Israel geared up for a massive military drill Monday to focus on coping with chemical weapons attacks. The nationwide exercise was to drill the civilian population as well as military and emergency services.

The exercise was originally scheduled to take place three weeks ago but was postponed due to tension with Syria.

“We are not heading toward war with Syria, but it is not only up to us,” Home Front Defense Minister Gilad Erdan told Channel 2 Saturday.

“There is no change in Israel’s policy towards Syria,” said Erdan, echoing Defense Minister Moshe Ya’alon’s statement from earlier in the week that Israel is not interested in interfering in the Syrian civil war, but would retaliate for Syrian attacks and do everything in its power to prevent Syrian weapons from reaching Hezbollah forces.

Asked about the possibility of Syria attacking Israel with chemical weapons, Erdan said that though there was a higher chance of that happening than in the past, it was still considered a “low-probability scenario.”

“Our enemies realize that the use of chemical or nonconventional weapons will draw a devastating response, and the IDF’s capabilities are well-known,” said Erdan.

Erdan noted that 52 percent of Tel Aviv residents did not have access to bomb shelters, a situation that forced his ministry to come up with creative solutions like using underground parking lots as shelters. He said that even though, in future wars, thousands of enemy rockets would be aimed at Israel’s population centers, the Israeli home front was better prepared than in the past.

The head of the IDF’s Home Front Command, Maj. Gen. Eyal Eisenberg, said Tuesday that the outbreak of a war in which Israel would be hit with a “large volume of rocket fire” was a certainty. “Our opponents hold long-range missiles with large warheads and the capacity to carry hundreds of kilos,” he said.

The drill will include preparation for possible missile strikes against Israel, particularly in the greater Tel Aviv area. The first few days will center on protecting civilian populations at public institutions and private households. Two alarms will blare on Monday, at 12:30 p.m. and 7:05 p.m., and citizens will be requested to go to safe rooms or bomb shelters and to stay inside for 10 minutes.
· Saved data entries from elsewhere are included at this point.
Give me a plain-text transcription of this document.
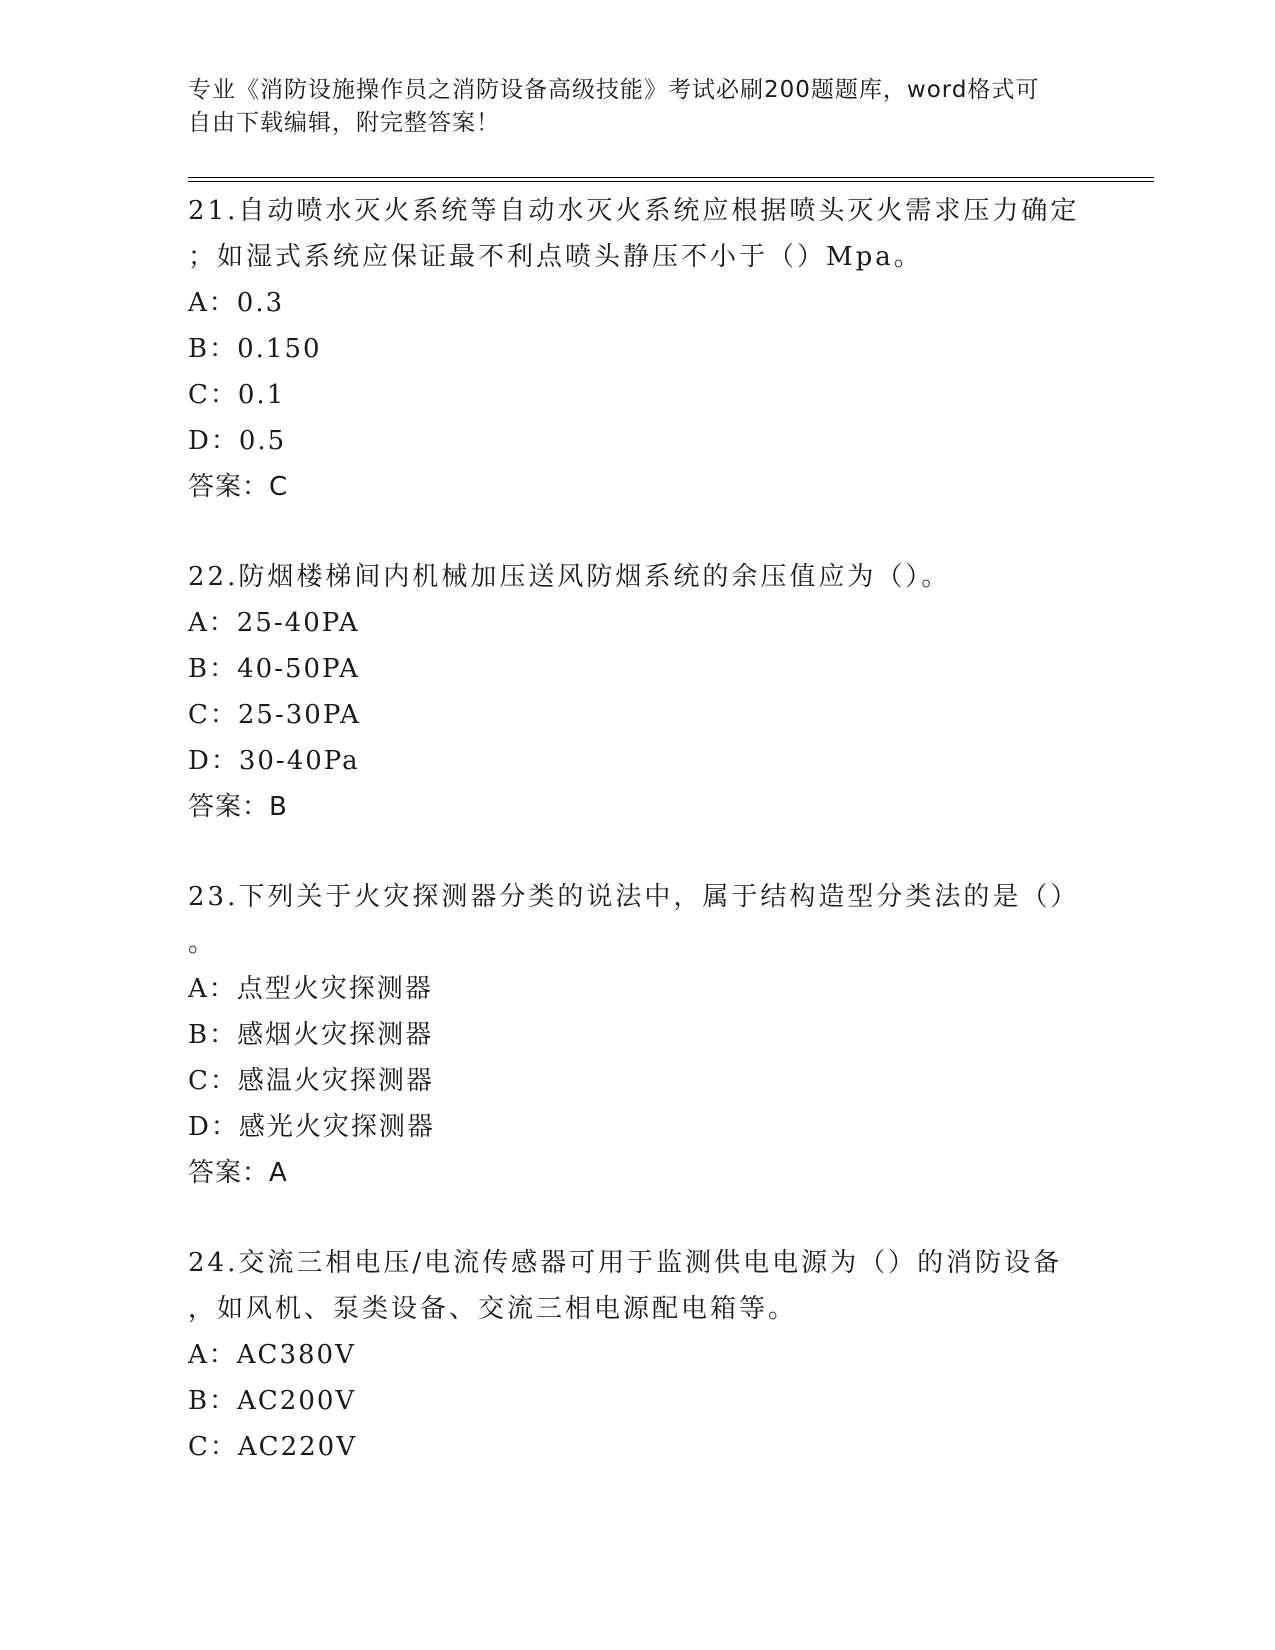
专业《消防设施操作员之消防设备高级技能》考试必刷200题题库，word格式可
自由下载编辑，附完整答案！
21.自动喷水灭火系统等自动水灭火系统应根据喷头灭火需求压力确定
；如湿式系统应保证最不利点喷头静压不小于（）Mpa。
A：0.3
B：0.150
C：0.1
D：0.5
答案：C
22.防烟楼梯间内机械加压送风防烟系统的余压值应为（）。
A：25-40PA
B：40-50PA
C：25-30PA
D：30-40Pa
答案：B
23.下列关于火灾探测器分类的说法中，属于结构造型分类法的是（）
。
A：点型火灾探测器
B：感烟火灾探测器
C：感温火灾探测器
D：感光火灾探测器
答案：A
24.交流三相电压/电流传感器可用于监测供电电源为（）的消防设备
，如风机、泵类设备、交流三相电源配电箱等。
A：AC380V
B：AC200V
C：AC220V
The drill will mark the first time an entire network of early warning systems will be tested. In addition to sirens, civilians are to receive alerts from various sources, including from cellphones, social networks, and the television.
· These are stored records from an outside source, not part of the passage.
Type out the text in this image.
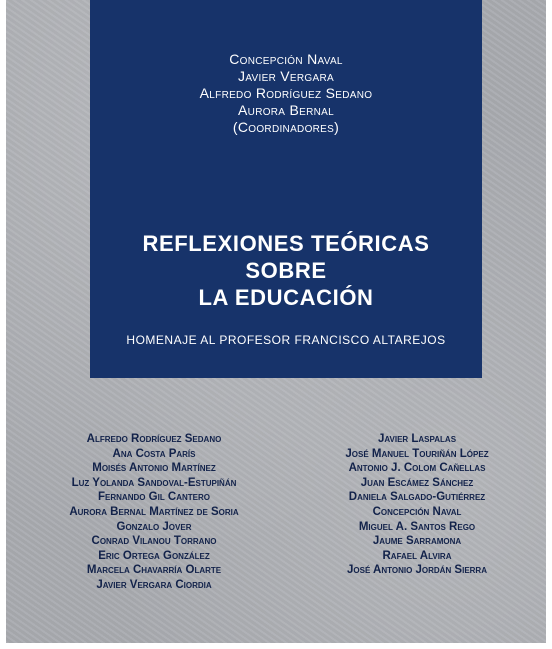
Concepción Naval
Javier Vergara
Alfredo Rodríguez Sedano
Aurora Bernal
(Coordinadores)
REFLEXIONES TEÓRICAS
SOBRE
LA EDUCACIÓN
HOMENAJE AL PROFESOR FRANCISCO ALTAREJOS
Alfredo Rodríguez Sedano
Ana Costa París
Moisés Antonio Martínez
Luz Yolanda Sandoval-Estupiñán
Fernando Gil Cantero
Aurora Bernal Martínez de Soria
Gonzalo Jover
Conrad Vilanou Torrano
Eric Ortega González
Marcela Chavarría Olarte
Javier Vergara Ciordia
Javier Laspalas
José Manuel Touriñán López
Antonio J. Colom Cañellas
Juan Escámez Sánchez
Daniela Salgado-Gutiérrez
Concepción Naval
Miguel A. Santos Rego
Jaume Sarramona
Rafael Alvira
José Antonio Jordán Sierra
Israeli jets reportedly struck sites near Damascus twice earlier this month, aiming to stop the transfer of advanced Fateh-110 missiles to the Lebanese terror group Hezbollah. Although Israel never took official responsibility for the strikes, officials have said the military will continue to act to stop weapons transfers. Syria, for its part, has threatened to retaliate if it is hit again.

Last week, the UK’s Sunday Times reported that Damascus put a number of advanced weapons on standby to strike Israel, should Jerusalem hit targets inside Syria again. According to the report, satellite images show Syria has readied its stock of Tishreen missiles for use against Tel Aviv.

US Secretary of State John Kerry spoke recently to “strong evidence” that the Syrian regime had used chemical weapons against its people. Kerry’s comments came the same day that Turkish Foreign Minister Ahmet Davutoglu cited tests on Syrian war casualties being treated in Turkey that indicated they had been attacked with chemical weapons.

Damascus’s large stockpile of chemical weapons, and President Bashar Assad’s refusal to sign international accords banning them, has become a major international concern as the civil war in Syria rages on.